The late African National Congress (ANC) President Nelson Mandela (R) and Lindiwe Mabuza (L), the ANC's chief representative to the U.S., look up at the U.S. Capitol in Washington DC, 20 January 1993, after taking their seats for the inauguration of Bill Clinton as the U.S.'s 42nd president. (Photo by ARYEH RABINOVICH / AFP)

The ANC on Monday night confirmed the passing of veteran diplomat, poet, feminist, struggle icon and cultural activist Lindiwe Mabuza, who died at her home. 

Mabuza was 83 years old. 

“Our sincerest condolences to her family, loved ones, friends and comrades,” the party said.

At the time of her passing, Mabuza was editing a book of reflections on the relations between the ANC and Sweden during the anti-apartheid struggle.

The ANC’s matriarch 

Mabuza was born in Newcastle, KwaZulu-Natal, and studied at Roma University in Lesotho, before teaching English and isiZulu literature. 

She had published five volumes of poetry, short stories and a children’s book. 

One of her poems, To Quincy, was published in Feminist Studies in 1995. 

She was also a co-editor of Oliver Tambo Remembered.

Mabuza joined the ANC in 1975, becoming a journalist for Radio Freedom, which was based in Lusaka, Zambia.

Her interest in the issues plaguing women resulted in her being involved with the ANC’s feminist journal, Voice of Women, which gave women a platform to write poetry.

From 1977 to 1979, Mabuza chaired the ANC cultural committee, and was instrumental in the Cultural and Resistance Conference of 1982, held in Botswana.

Poet and freedom fighter Lindiwe Mabuza passes away
Archbishop Desmond Tutu (L) speaks to a crowd in London’s Trafalgar Square as South African High Commissioner Dr. Lindiwe Mabuza (2nd L), Frank Dobson, MP (2nd R) and London Mayor Ken Livingston listen during celebrations for South Africa’s 10th Freedom Day, 27 April, 2004. Freedom Day celebrates the end of the Apartheid, the white South African policy of segregation. (Photo by CARL DE SOUZA / AFP)

Former ANC President Oliver Tambo also assigned Mabuza to open the first ANC representative office in Scandinavia in 1979, making her the first ANC chief representative based abroad, in Sweden. 

It was here where she worked closely with Swedish Prime Minister Olaff Palmer, and led campaigns for the liberation struggle.

She was then transferred as chief representative to the US in 1986, to continue rallying support for the anti-apartheid struggle.

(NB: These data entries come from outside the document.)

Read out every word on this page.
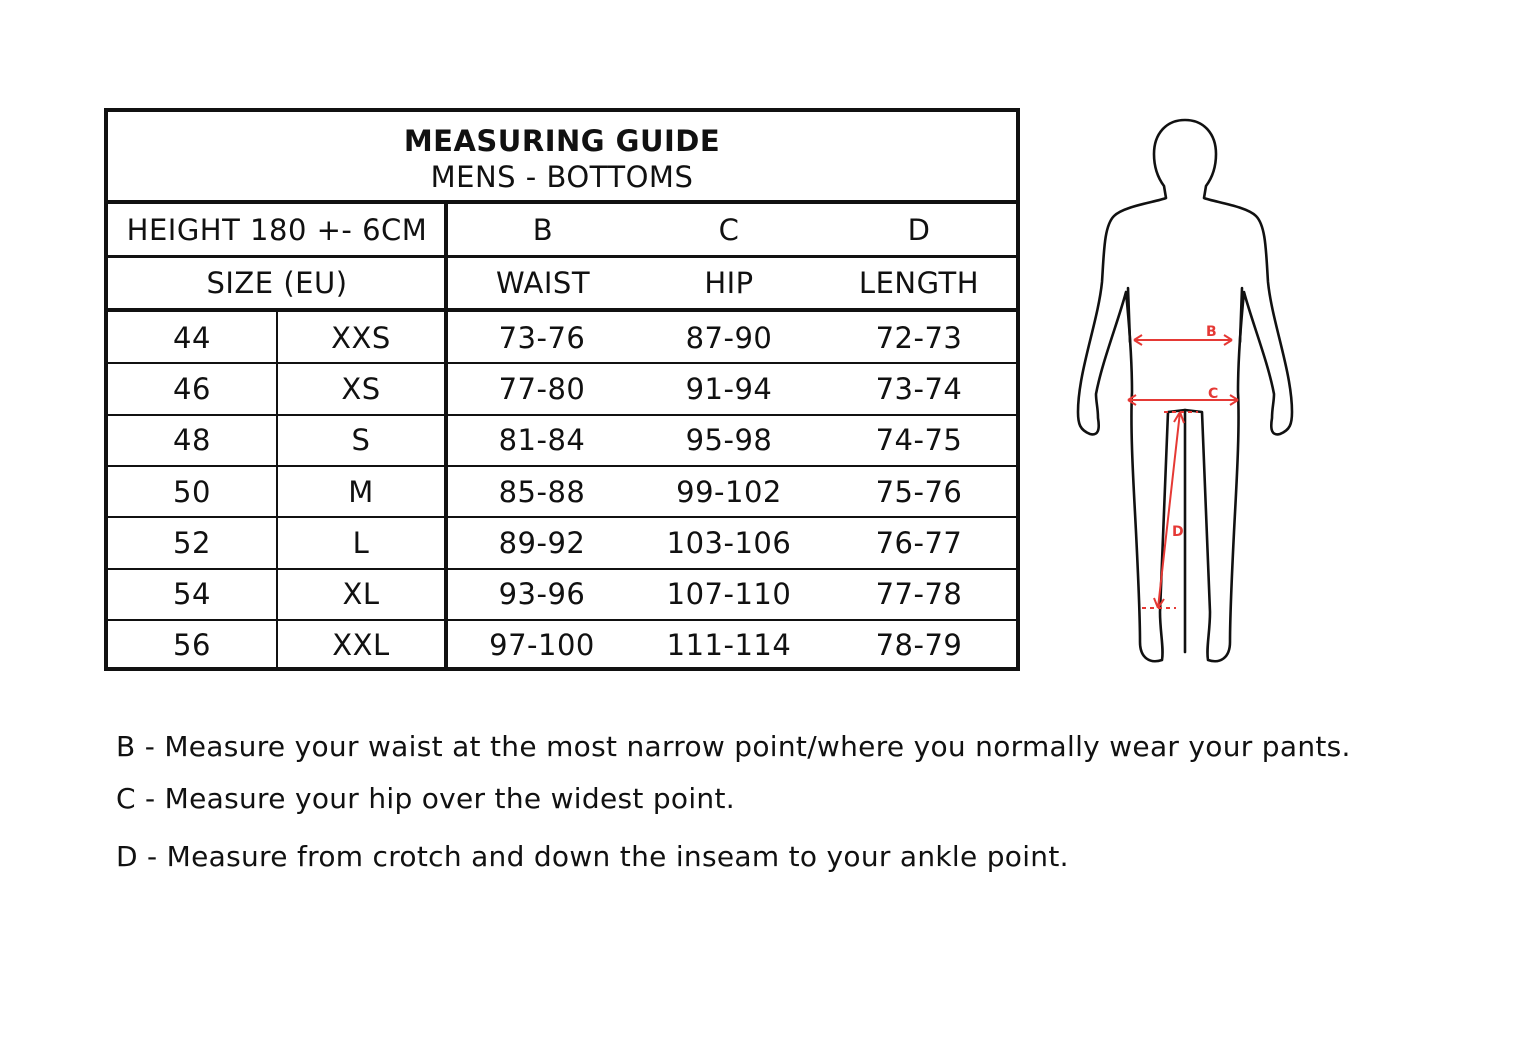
MEASURING GUIDE
MENS - BOTTOMS
HEIGHT 180 +- 6CM	B	C	D
SIZE (EU)	WAIST	HIP	LENGTH
44	XXS	73-76	87-90	72-73
46	XS	77-80	91-94	73-74
48	S	81-84	95-98	74-75
50	M	85-88	99-102	75-76
52	L	89-92	103-106	76-77
54	XL	93-96	107-110	77-78
56	XXL	97-100	111-114	78-79
B
C
D
B - Measure your waist at the most narrow point/where you normally wear your pants.
C - Measure your hip over the widest point.
D - Measure from crotch and down the inseam to your ankle point.
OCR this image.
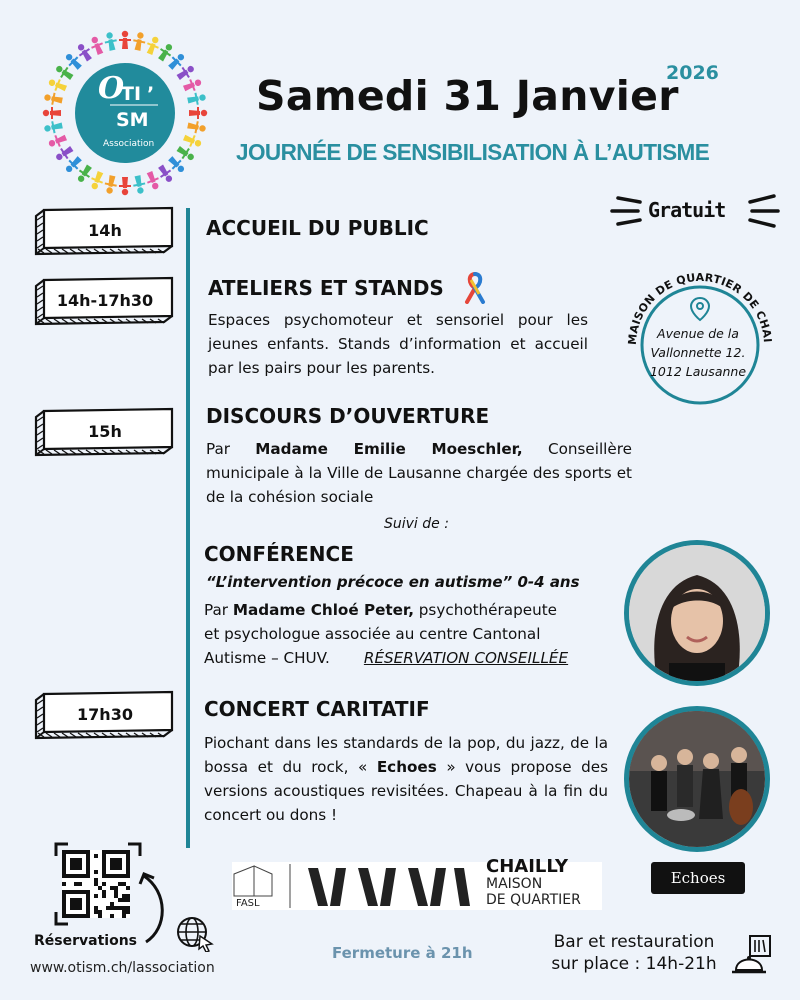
O
TI ’
SM
Association
2026
Samedi 31 Janvier
JOURNÉE DE SENSIBILISATION À L’AUTISME
Gratuit
MAISON DE QUARTIER DE CHAI
Avenue de la
Vallonnette 12.
1012 Lausanne
14h
14h-17h30
15h
17h30
ACCUEIL DU PUBLIC
ATELIERS ET STANDS
Espaces psychomoteur et sensoriel pour les jeunes enfants. Stands d’information et accueil par les pairs pour les parents.
DISCOURS D’OUVERTURE
Par Madame Emilie Moeschler, Conseillère municipale à la Ville de Lausanne chargée des sports et de la cohésion sociale
Suivi de :
CONFÉRENCE
“L’intervention précoce en autisme” 0-4 ans
Par Madame Chloé Peter, psychothérapeute
et psychologue associée au centre Cantonal
Autisme – CHUV. RÉSERVATION CONSEILLÉE
CONCERT CARITATIF
Piochant dans les standards de la pop, du jazz, de la bossa et du rock, « Echoes » vous propose des versions acoustiques revisitées. Chapeau à la fin du concert ou dons !
Réservations
www.otism.ch/lassociation
FASL
CHAILLY
MAISON
DE QUARTIER
Echoes
Fermeture à 21h
Bar et restauration
sur place : 14h-21h
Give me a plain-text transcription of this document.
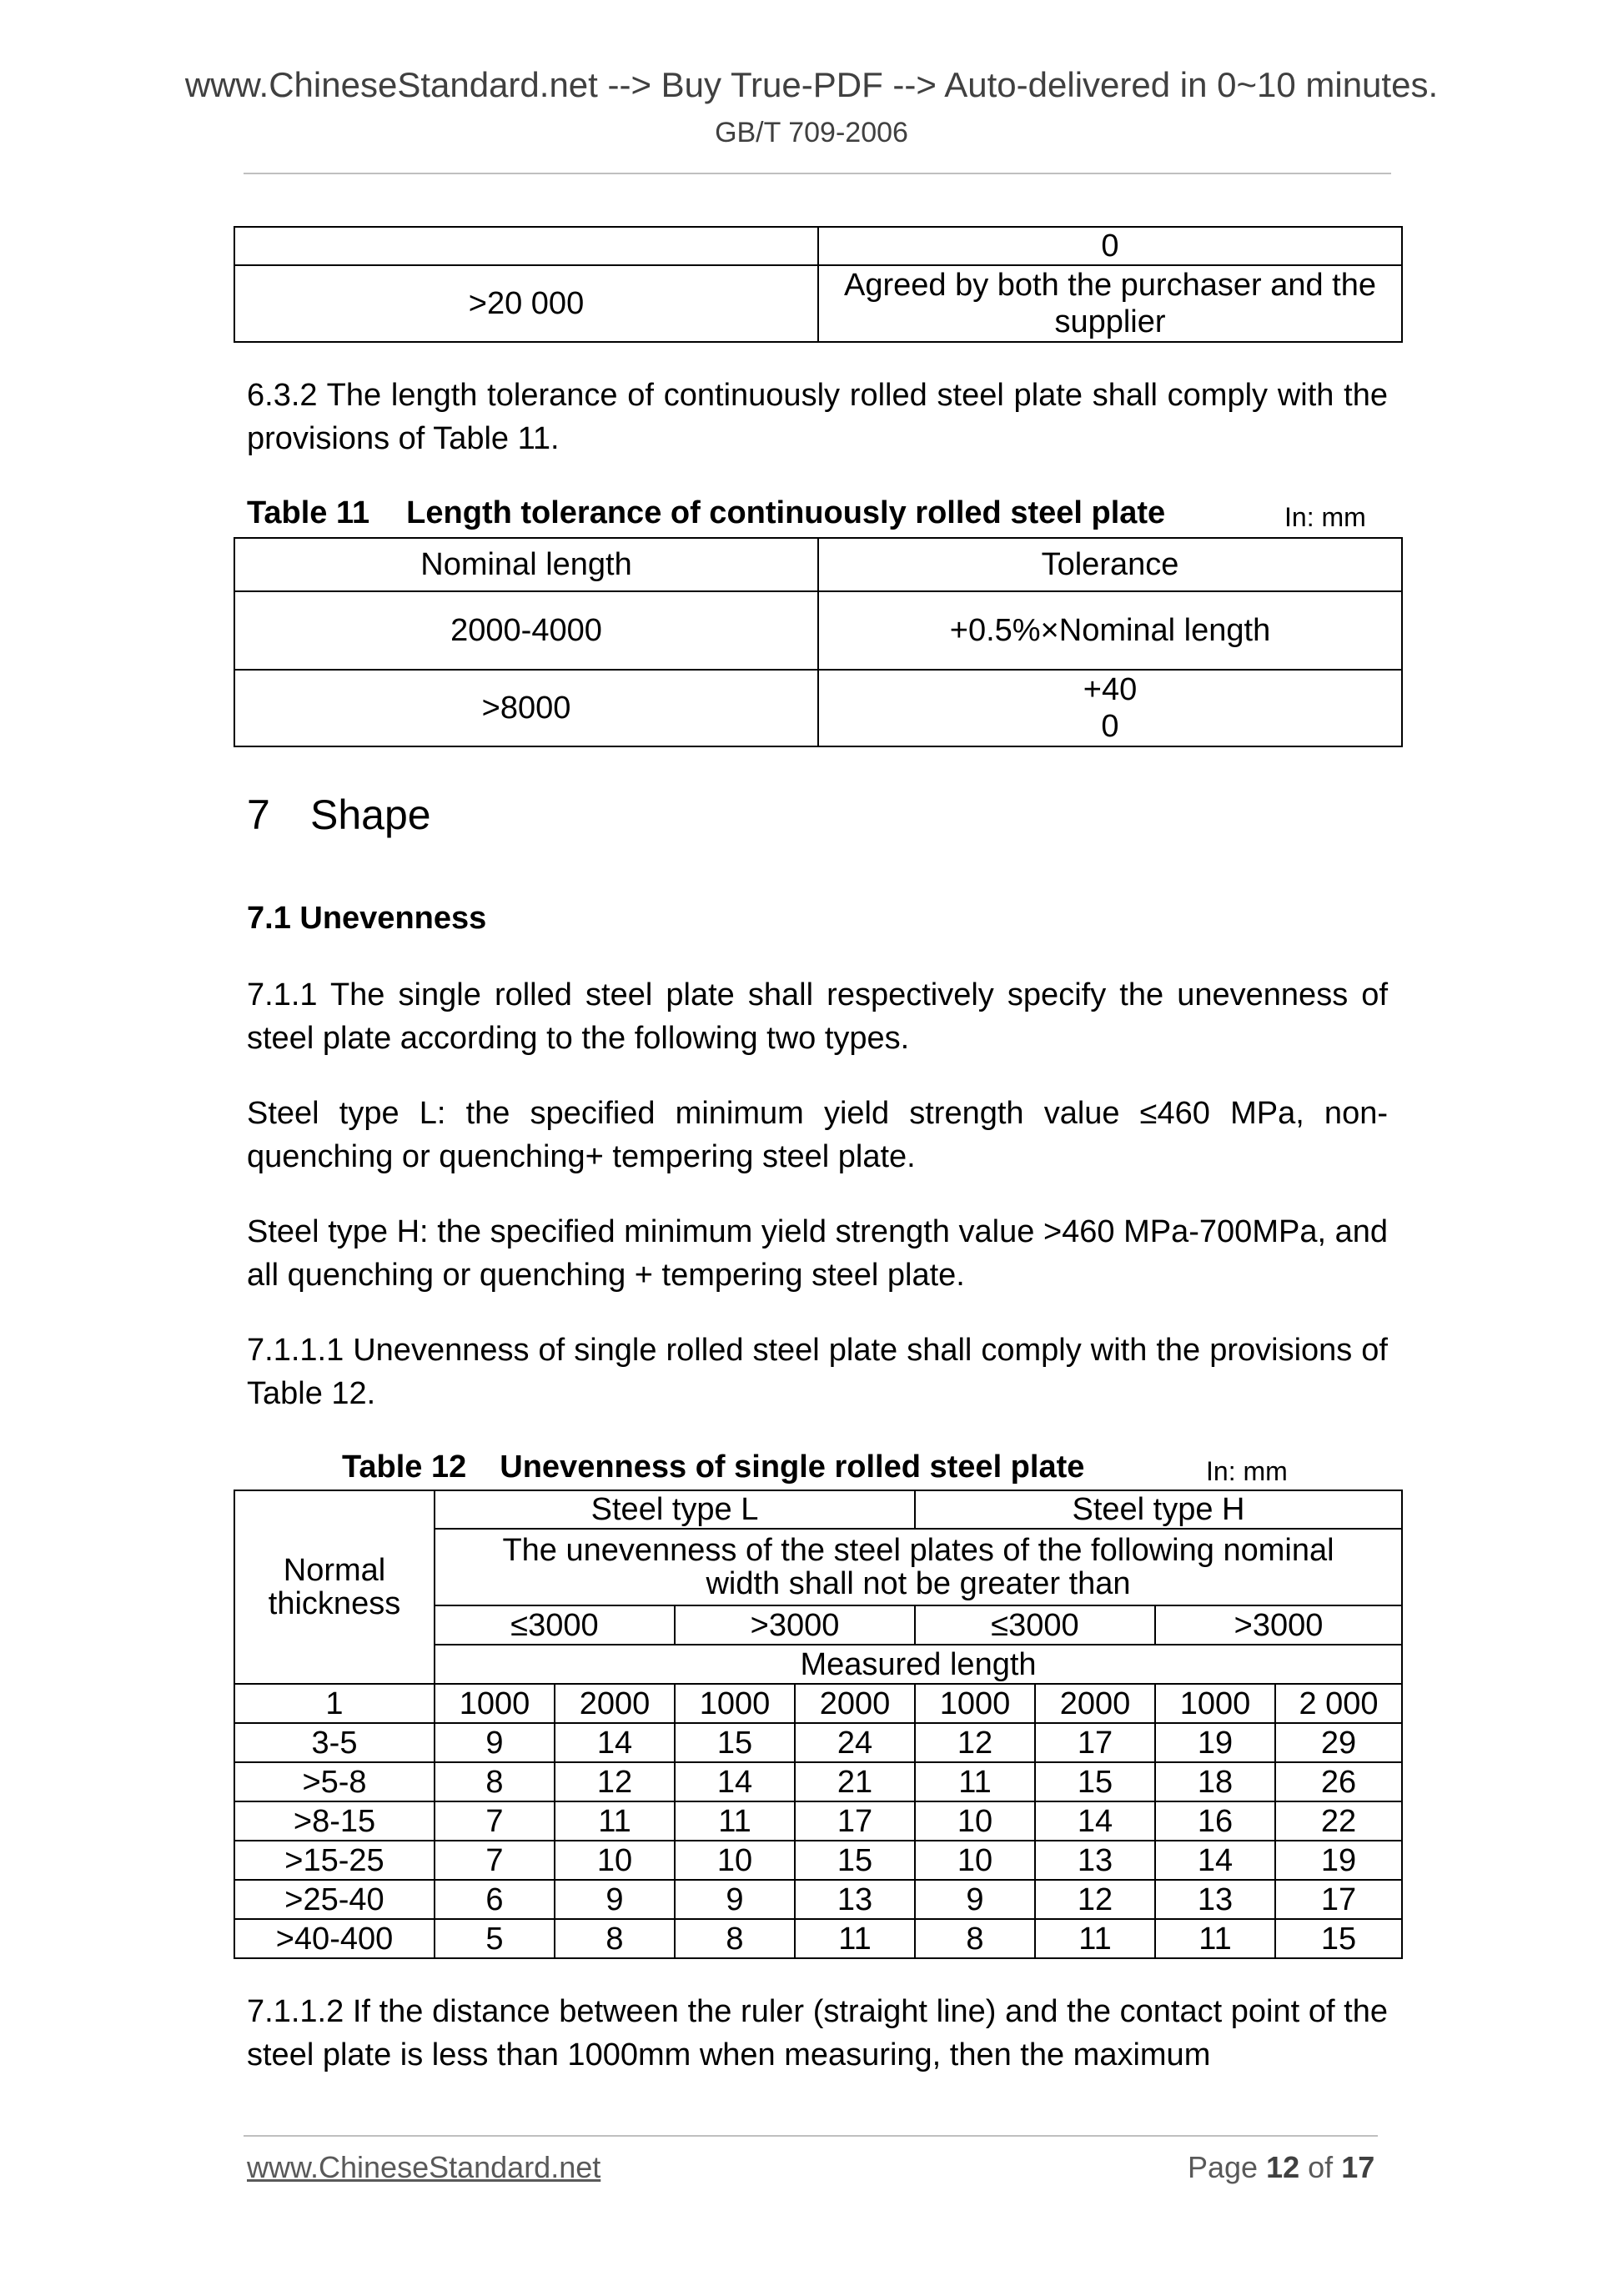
www.ChineseStandard.net --> Buy True-PDF --> Auto-delivered in 0~10 minutes.
GB/T 709-2006
	0
>20 000	Agreed by both the purchaser and the supplier

6.3.2 The length tolerance of continuously rolled steel plate shall comply with the provisions of Table 11.

Table 11 Length tolerance of continuously rolled steel plate	In: mm
Nominal length	Tolerance
2000-4000	+0.5%×Nominal length
>8000	+40
0
7 Shape
7.1 Unevenness

7.1.1 The single rolled steel plate shall respectively specify the unevenness of steel plate according to the following two types.

Steel type L: the specified minimum yield strength value ≤460 MPa, non-quenching or quenching+ tempering steel plate.

Steel type H: the specified minimum yield strength value >460 MPa-700MPa, and all quenching or quenching + tempering steel plate.

7.1.1.1 Unevenness of single rolled steel plate shall comply with the provisions of Table 12.

Table 12 Unevenness of single rolled steel plate	In: mm
Normal thickness	Steel type L				Steel type H			
	The unevenness of the steel plates of the following nominal width shall not be greater than							
	≤3000		>3000		≤3000		>3000	
	Measured length							
1	1000	2000	1000	2000	1000	2000	1000	2 000
3-5	9	14	15	24	12	17	19	29
>5-8	8	12	14	21	11	15	18	26
>8-15	7	11	11	17	10	14	16	22
>15-25	7	10	10	15	10	13	14	19
>25-40	6	9	9	13	9	12	13	17
>40-400	5	8	8	11	8	11	11	15

7.1.1.2 If the distance between the ruler (straight line) and the contact point of the steel plate is less than 1000mm when measuring, then the maximum

www.ChineseStandard.net	Page 12 of 17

Together with the likes of former US senator Reverend Jesse Jackson, singer Harry Belafonte, boxing champion Muhammed Ali and actor Jane Fonda, Mabuza worked to put pressure on major companies to disinvest in South Africa during apartheid. 

After 1994, she became one of the pioneer members of Parliament, after which she joined the South African diplomatic corps. 

Mabuza served as South Africa’s Ambassador to Germany, Malaysia, Brunei, the Philippines, the UK and Ireland. 

Her accolades include an honorary doctorate from the University of Durban-Westville in 1993, the Yari Yari Award for contributions to human rights and literature from New York University in 1997, and was bestowed the South African National Order of Ikhamanga in Silver in 2004. 

“Lala Ngoxolo, Her Excellency Mme Lindiwe Mabuza.”